South Parks Road, Oxford OX1 3AN, UK
Professor of Marine Geology and Geophysics
The Tonga island arc-deep sea trench system is the most linear, fastest converging, and seismically active of any of the world's subduction zones. At ~26o S, the trench is intersected by the Louisville Ridge, a 4500 km long chain of seamounts that increase progressively in age away from a hotspot, presently located near the intersection of the Eltanin Fracture Zone with the East Pacific Rise. Previous studies show that there is a gap in shallow seismicity in the Tonga-Kermadec forearc near its intersection with the Louisville Ridge suggesting that seamounts at the leading edge of the ridge maybe acting as a barrier to seismicity. During February this year we acquired new marine geophysical data (swath bathymetry, gravity, magnetic and seismic refraction data) onboard M/V SONNE which have shed new light on the structure and morphology of the leading edges of the underthrusting and overthrusting plates in the region of the intersection. The purpose of this project, which is a collaborative one with Dr. Ingo Grevemeyer at IFM-GEOMAR (Kiel, Germany), is to use the new data to determine oceanic crustal age, the structure of the forearc and Louisville ridge, and the long-term flexural strength of the subducting Pacific oceanic plate. The student will be involved in all aspects of the proposed work and will receive training in the manipulation of large marine geophysical data sets and, gravity, magnetic and flexure modeling.

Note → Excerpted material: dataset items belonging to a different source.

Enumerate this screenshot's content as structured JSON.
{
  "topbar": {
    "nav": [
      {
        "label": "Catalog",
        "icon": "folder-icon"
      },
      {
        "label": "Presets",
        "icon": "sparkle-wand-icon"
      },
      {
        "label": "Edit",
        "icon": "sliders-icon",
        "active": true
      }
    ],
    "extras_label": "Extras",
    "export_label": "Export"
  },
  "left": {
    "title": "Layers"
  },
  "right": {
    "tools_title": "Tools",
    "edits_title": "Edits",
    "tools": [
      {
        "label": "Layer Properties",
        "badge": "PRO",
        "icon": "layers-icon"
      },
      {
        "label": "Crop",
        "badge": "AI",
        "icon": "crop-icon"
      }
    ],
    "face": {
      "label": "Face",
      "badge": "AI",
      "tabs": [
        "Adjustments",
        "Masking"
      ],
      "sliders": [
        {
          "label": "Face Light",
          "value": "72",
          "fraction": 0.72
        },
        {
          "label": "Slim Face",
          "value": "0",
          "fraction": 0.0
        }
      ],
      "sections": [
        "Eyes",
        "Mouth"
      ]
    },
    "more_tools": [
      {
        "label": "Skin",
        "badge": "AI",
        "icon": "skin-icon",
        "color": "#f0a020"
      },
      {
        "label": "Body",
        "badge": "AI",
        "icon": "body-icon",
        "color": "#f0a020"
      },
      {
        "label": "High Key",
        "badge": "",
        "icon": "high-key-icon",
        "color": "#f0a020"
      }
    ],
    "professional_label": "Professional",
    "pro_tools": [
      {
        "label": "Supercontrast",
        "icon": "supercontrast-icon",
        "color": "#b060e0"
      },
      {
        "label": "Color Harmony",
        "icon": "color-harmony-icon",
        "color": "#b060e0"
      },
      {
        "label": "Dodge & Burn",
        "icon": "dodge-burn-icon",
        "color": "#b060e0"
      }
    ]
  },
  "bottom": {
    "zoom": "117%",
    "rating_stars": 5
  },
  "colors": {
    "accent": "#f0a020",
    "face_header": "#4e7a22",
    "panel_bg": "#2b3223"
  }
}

Das, S. and A. B. Watts (Submitted to Proceedings of SUBCO Conference, Springer), Effect of the subducting seafloor topography on the rupture characteristics of great subduction zone earthquakes.
Robinson, D. P., S. Das, and A. B. Watts (2006), Earthquake rupture stalled by a subducting fracture zone, Science, 312, 1203-1205.
Watts, A. B., J. K. Weissel, R. A. Duncan, and R. L. Larson (1988), Origin of the Louisville Ridge and its relationship to the Eltanin Fracture Zone system, J. Geophys. Res., 93, 3051-3077.
Watts, A. B., D. T. Sandwell, W. H. F. Smith, and P. Wessel (2006), Global gravity, bathymetry, and the distribution of submarine volcanism through space and time, J, Geophys. Res., 111, doi:10.1029/2005JB004083.